Neutralizing anxiety with narrative

I enjoyed Michael Austin’s Useful Fictions: Evolution, Anxiety, and the Origins of Literature much more than I thought I would. It’s an excellent introduction to the field of cognitive literary studies, which is a bit trendy right now, and as with all new theories has it’s rabid proponents and frothing detractors, even more so because it’s fuel for the ongoing battles over the social and hard sciences and their uses and abuses by the humanities. I’m particularly taken by Austin’s focus on anxiety and how narratives create and alleviate anxiety and the potential evolutionary reasons for this. This book is a difficult one to excerpt, but I think I’ve found a passage that works for my purposes because I do want to impart a bit of the flavor of the prose and the argument:

I have discussed a number of neutralizing strategies in this chapter. When a narrative lacks detail, we augment it. When a narrative over-burdens us with detail, we edit it down to a manageable story line.  And when a narrative that we consider true conflicts with another narrative that we consider true, we create a third narrative capable of resolving the contradiction. These acts of narrative creation are not governed by any selection pressure in favor of accuracy or truth. All that matters is that they neutralize anxiety effectively. Usually a neat, simplistic fiction will do a better job resolving tension than the truth, which is often messy, complicated, and devoid of closure. Like Robinson Crusoe, we commonly gravitate toward narratives that we can understand, that have a definite linear structure, that resolve all of the issues they raise, and that make us feel better when we are through. This often describes our fictional narratives, but it rarely describes the world we live in. (78-79)

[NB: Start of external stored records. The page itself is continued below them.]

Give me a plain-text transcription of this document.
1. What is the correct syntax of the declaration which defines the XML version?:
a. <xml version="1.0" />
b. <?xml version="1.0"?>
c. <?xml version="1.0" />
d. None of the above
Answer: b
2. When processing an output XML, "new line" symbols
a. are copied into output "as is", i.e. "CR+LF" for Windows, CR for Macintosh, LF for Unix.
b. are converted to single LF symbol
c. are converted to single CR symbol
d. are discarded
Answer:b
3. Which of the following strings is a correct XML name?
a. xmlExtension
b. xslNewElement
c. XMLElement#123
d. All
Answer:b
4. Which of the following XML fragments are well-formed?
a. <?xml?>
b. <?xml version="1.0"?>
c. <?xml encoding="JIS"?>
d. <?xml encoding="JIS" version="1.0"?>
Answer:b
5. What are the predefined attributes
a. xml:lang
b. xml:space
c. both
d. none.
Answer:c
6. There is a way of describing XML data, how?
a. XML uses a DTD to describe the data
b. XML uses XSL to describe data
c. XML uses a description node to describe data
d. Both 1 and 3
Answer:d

This all may seem to take the magic out of storytelling. But I think it’s just the opposite — I think it (and the book as a whole) shows how integral narrative is to the development of humanity and that fact that it (the evolving via culture of the evolutionary uses of narrative) has led to the complex, beautiful, varied narrative forms and genres currently available to artists is kinda awesome.

4 thoughts on “Neutralizing anxiety with narrative”

  1. Interesting. I know there are authors out there (such as Dave Wolverton) who use the concept of generating and then resolving tension within the reader as a compositional principle. Perhaps I ought to read Austin’s book someday, if only to see whether I think it might be worth recommending to others…

  2. Jonathan beat me to it, but as I read the above passage, all I could think was-this is the same stuff Dave taught. (albeit Dave is even plainer)
    He related that he first came to this conclusion when he noticed that his writing prof (who in class despised genre fiction) was a romance junkie, and admitted that she only read them to unwind.
    This started his thinking on the values of genre and how we feel about what we read~thus reducing anxiety.

  3. I just picked it up from my university’s library, and will definitely be reading it soon. I’m working on a Ph.D. in Spanish lit, and a lot of what I like to do is use science as a tool for understanding memory and its relationship with narrative fiction. My current vague theory is that we have evolved storytelling as a byproduct of the way episodic memory works (or at least they’re intimately related), and I think that this book will be really useful for me as I continue to work out my ideas.

    Thanks for putting this out there.